As you can see we have same behaviour of the request across the batches.
If we pay attention to one Batch - the problem is that The jobs are is some sort of queue and are not executing in parallel fashion.
Is there any technics or guidance how sould I move forward with performance optimization?
Is there any low hanging fruets that I should pay attention too?
Many thanks!
1 Like
Each request to the server requires an http connection from start to finish. There is a maximum number of http connections (a pool) for each server node in the sdk (for the java sdk, the default is 12). Once all those connections are occupied, the sdk queues subsequent requests. As the first requests complete and connections becone free, it processes the queued requests. So increasing the number of http connections will allow more concurrent execution . Keep in mind that more concurrently executing requests on the server will require more resources on the server, and may not improve throughput. It may actually degrade throughput.
It’s also worth knowing that there are additional concurrency limits in the Couchbase analytics server. For each query it’ll estimate how much CPU and memory that query will consume, and check those against what is already running on the system. If it decides it can’t run it currently, it’ll queue it up. (This is all a somewhat simplified explanation.) The aim here is to make sure the server has all resources required to execute all concurrent queries, at all times.
IIRC this generally leads to around 3 or 4 queries executing concurrently, so I would guess this is the bottleneck you’re hitting, rather than the SDK 12 limit that Michael mentions.
If I zoom in on your batch graph I see in each batch the first N queries executes in parallel, then roughly the next N, then it smoothes out as variance kicks in. It’s hard to estimate N as the graph is small (3-4 would suggest server, 12 SDK) - but clearly there is a buffer/queue somewhere.
All these settings are tunable though, so you can override both the 12 limit, and make the analytics server more optimistic about how many queries it can run. Of course - this does run the risk of then degrading service, if you overtune and push the server beyond what it can handle. (An analogy here may be overclocking a CPU beyond its factory settings.)
IIRC one of the primary settings for the server here is coresMultipler. Please see Analytics Configuration Parameters | Couchbase Docs for more.
2 Likes
Hi Graham,
Many thanks for your details replay, really appreciate it.
Shareing with the closeup image
the legend is same as before.
As I can understand the Couchbase able to use start 4 jobs at the same time.
And later on the requests are less bundled. (will share the image in next post)

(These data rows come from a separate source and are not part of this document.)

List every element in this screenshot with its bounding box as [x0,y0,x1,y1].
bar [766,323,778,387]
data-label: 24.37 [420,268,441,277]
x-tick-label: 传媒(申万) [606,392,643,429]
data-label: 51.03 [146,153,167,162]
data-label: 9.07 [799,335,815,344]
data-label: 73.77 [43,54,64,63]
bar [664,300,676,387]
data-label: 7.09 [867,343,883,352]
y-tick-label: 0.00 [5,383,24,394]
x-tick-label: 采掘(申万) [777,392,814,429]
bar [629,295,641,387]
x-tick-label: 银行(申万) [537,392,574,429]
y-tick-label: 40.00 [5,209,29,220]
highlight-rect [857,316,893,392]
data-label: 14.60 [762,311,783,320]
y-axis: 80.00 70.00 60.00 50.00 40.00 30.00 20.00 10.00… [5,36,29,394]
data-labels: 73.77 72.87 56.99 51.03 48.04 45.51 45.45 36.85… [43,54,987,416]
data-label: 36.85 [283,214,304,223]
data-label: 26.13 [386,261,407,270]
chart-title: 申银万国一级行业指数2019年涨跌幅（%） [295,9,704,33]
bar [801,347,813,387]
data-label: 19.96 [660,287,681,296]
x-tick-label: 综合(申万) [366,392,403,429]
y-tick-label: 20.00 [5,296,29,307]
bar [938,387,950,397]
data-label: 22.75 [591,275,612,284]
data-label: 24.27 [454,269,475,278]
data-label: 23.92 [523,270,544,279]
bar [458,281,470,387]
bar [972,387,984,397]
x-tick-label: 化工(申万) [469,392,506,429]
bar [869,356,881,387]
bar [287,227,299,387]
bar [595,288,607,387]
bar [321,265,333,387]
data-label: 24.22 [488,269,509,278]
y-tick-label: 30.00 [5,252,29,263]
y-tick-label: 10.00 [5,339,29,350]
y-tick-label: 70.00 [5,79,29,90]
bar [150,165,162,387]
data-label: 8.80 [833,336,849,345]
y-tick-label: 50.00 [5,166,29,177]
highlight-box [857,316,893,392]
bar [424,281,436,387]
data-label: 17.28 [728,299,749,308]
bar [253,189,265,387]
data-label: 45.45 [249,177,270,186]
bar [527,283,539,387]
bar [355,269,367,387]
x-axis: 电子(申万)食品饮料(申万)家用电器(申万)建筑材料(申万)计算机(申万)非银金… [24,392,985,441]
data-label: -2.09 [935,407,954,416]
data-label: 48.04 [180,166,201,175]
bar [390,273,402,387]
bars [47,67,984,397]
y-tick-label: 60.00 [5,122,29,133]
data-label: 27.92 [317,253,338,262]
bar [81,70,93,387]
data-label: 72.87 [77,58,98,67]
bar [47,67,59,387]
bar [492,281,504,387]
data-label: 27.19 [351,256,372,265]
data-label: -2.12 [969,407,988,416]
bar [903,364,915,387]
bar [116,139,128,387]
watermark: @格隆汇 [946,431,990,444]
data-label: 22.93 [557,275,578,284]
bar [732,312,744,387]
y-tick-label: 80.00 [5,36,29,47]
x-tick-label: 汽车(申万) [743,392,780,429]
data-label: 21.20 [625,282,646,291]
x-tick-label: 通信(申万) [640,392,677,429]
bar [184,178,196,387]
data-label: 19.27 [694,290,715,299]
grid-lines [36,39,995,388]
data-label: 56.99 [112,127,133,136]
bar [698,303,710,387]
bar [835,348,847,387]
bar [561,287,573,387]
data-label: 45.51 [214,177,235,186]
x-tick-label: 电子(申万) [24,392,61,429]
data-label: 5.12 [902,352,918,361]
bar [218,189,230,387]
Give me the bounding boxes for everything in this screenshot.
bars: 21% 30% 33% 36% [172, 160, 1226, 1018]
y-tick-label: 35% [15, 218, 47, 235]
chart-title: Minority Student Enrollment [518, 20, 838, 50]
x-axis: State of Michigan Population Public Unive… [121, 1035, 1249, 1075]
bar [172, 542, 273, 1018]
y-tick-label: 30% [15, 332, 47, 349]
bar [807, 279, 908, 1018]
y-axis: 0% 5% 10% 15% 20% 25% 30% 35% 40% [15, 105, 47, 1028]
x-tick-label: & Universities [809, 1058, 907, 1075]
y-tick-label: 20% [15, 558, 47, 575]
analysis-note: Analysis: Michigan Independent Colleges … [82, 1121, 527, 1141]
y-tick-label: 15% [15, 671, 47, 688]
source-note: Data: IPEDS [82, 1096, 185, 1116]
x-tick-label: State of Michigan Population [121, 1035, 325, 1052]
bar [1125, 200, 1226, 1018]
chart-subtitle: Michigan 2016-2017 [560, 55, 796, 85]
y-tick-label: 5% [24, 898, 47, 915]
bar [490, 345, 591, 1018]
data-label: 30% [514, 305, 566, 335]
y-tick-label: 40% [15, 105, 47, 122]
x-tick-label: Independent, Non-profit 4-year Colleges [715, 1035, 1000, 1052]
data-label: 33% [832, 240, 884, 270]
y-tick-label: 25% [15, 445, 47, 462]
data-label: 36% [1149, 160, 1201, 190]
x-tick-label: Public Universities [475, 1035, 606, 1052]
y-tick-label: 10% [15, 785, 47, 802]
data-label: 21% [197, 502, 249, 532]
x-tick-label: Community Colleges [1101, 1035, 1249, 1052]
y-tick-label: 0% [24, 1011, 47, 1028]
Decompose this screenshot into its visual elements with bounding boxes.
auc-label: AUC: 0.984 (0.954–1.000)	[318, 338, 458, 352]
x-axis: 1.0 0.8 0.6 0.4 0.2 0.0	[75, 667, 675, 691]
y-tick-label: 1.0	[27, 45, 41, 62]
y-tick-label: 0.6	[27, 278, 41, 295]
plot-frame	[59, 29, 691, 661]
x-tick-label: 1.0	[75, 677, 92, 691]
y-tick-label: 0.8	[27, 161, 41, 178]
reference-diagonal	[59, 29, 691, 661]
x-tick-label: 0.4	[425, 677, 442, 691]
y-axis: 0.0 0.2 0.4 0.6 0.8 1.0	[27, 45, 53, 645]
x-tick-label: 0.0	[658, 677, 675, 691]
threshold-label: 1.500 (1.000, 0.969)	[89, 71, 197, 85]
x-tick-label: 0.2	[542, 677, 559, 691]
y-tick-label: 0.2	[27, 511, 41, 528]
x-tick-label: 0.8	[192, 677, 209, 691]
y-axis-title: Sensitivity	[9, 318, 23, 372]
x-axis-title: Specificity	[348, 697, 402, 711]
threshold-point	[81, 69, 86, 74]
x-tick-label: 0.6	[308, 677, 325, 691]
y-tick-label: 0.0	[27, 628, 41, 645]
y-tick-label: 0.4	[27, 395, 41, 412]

What i can say - we had aquaierd the new server that is X4 more ram, and we will try to run more tests on it.
Hi @alexei.m,
The Analytics query admission policy is described in detail in this blog. By default, Analytics will execute 3 queries concurrently when each node in the cluster has the same number of data partitions as cores. If you’d like more queries to be executed concurrently, you can adjust the parameter coresMultiplier
(assuming there is enough RAM to execute all of them). For example, if you’d like 6 queries to be executed concurrently, you can adjust the parameter as follows:
curl -v -u admin:password -X PUT -d coresMultiplier=6 http://analyitcs_node_ip:8095/analytics/config/service
Then call the Analytics Service restart API for the change to take effect:
curl -v -u admin:password -X POST http://analyitcs_node_ip:8095/analytics/cluster/restart
Note that when more queries are executed concurrently, they will compete for CPU time and as a result, each query might take longer. A better way to achieve higher throughput with same SLA per query is to use nodes with more cores than data partitions.